1. The Bears should be most concerned about ___ in their preseason game Friday.
Phil Thompson: Now that Chad Johnson's fired and T.O. can't catch, karma might move into Brandon Marshall's locker.
Tracy Swartz: Blank stares.
Alex Quigley: Rogue nanorobots. It's a secret project.
Jimmy Greenfield: Staying healthy, staying healthy and staying healthy. Also? Staying healthy.
Bag Boy: The safeties. No, the O-line. No, Urlacher coming clean..I don't know. Pick 'em.
2. How can the Bears get under Eli Manning's skin during Friday's game?
Phil Thompson: Fixed-blade serrated combat Bowie knife. Thanks for the tip, Dexter.
Tracy Swartz: "Poke the hair," the New York version of "Poke the Bear."
Alex Quigley: Subcutaneous nanorobots, man. I'm working on it.
Jimmy Greenfield: Sack him, pull out his liver and eat it with some fava beans and a nice chianti.
Bag Boy: I'd keep calling him Peyton.
3. What "alternative treatments" might help Brian Urlacher?
Phil Thompson: When I hear that Urlacher got "alternative treatments" in Europe, I'm thinking Amsterdam.

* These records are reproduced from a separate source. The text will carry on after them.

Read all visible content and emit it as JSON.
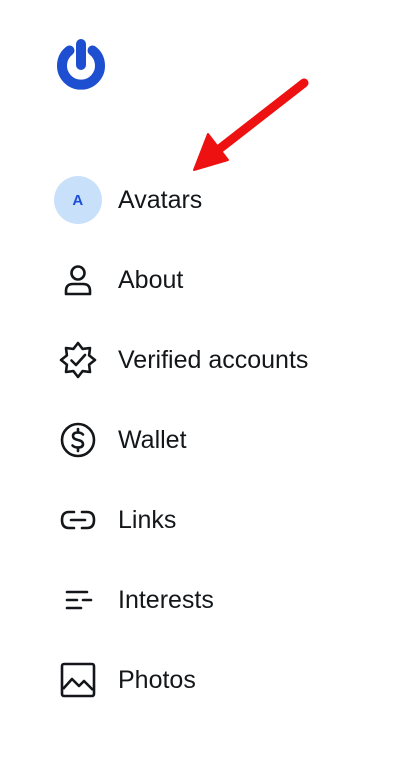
{
  "brand": {
    "logo_icon": "power-logo-icon",
    "color": "#1e4fd1"
  },
  "nav": {
    "items": [
      {
        "label": "Avatars",
        "icon": "avatar-initial",
        "avatar_initial": "A"
      },
      {
        "label": "About",
        "icon": "person-icon"
      },
      {
        "label": "Verified accounts",
        "icon": "verified-badge-icon"
      },
      {
        "label": "Wallet",
        "icon": "dollar-coin-icon"
      },
      {
        "label": "Links",
        "icon": "link-icon"
      },
      {
        "label": "Interests",
        "icon": "list-lines-icon"
      },
      {
        "label": "Photos",
        "icon": "image-icon"
      }
    ]
  },
  "annotation": {
    "arrow_color": "#ee1111",
    "points_to": "Avatars"
  },
  "colors": {
    "text": "#14171a",
    "avatar_bg": "#c9e0fb",
    "avatar_text": "#1d4fd6"
  }
}
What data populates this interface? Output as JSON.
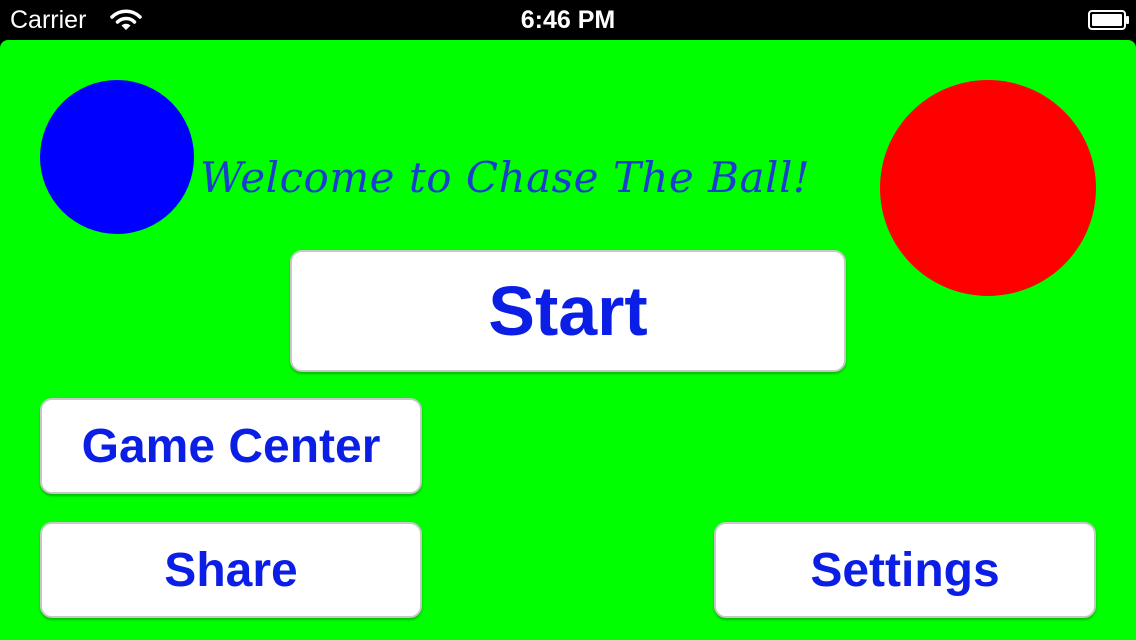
{
  "status_bar": {
    "carrier": "Carrier",
    "time": "6:46 PM",
    "wifi_icon": "wifi-icon",
    "battery_icon": "battery-icon"
  },
  "app": {
    "background_color": "#00ff00",
    "title": "Welcome to Chase The Ball!",
    "title_color": "#1a3fcf",
    "text_color": "#0a1ee6",
    "blue_ball_color": "#0000ff",
    "red_ball_color": "#ff0000",
    "buttons": {
      "start": "Start",
      "game_center": "Game Center",
      "share": "Share",
      "settings": "Settings"
    }
  }
}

Tracy Swartz: Cupping may help him get over the pain of his breakup.
Alex Quigley: Also nanorobots. I need more time, CUT ME SOME SLACK.
Jimmy Greenfield: After dating Paris Hilton and Jenny McCarthy, may I suggest a good dose of penicillin?
Bag Boy: Looks to me like someone could use an aura cleansing.
4. Why is Michael Strahan the front-runner to replace Regis Philbin on "Live"?
Phil Thompson: Strahan was a Giant ... just like Frank Gifford ... who's married to Kathie Lee ... who was Regis' old partner.
Tracy Swartz: He wants to be a millionaire.
Alex Quigley: Because ... he got the job already?
Jimmy Greenfield: I have so little interest in the question I'm rejecting it on principle.
Bag Boy: A nice combination of charm and looks. Yes, I left out brains.
5. What will Derrick Rose reveal next in his next video with Adidas?
Phil Thompson: He's hired Eddy Curry to be a human leg caddie.
Tracy Swartz: Foot notes.
Alex Quigley: NANOROBOT-POWERED SHOES. That's four out of five. You owe me $20, Jimmy.
Jimmy Greenfield: He's doing all his rehab work in Al Capone's vault.
Bag Boy: If you think he's lonely now, wait until he actually returns to the Bulls.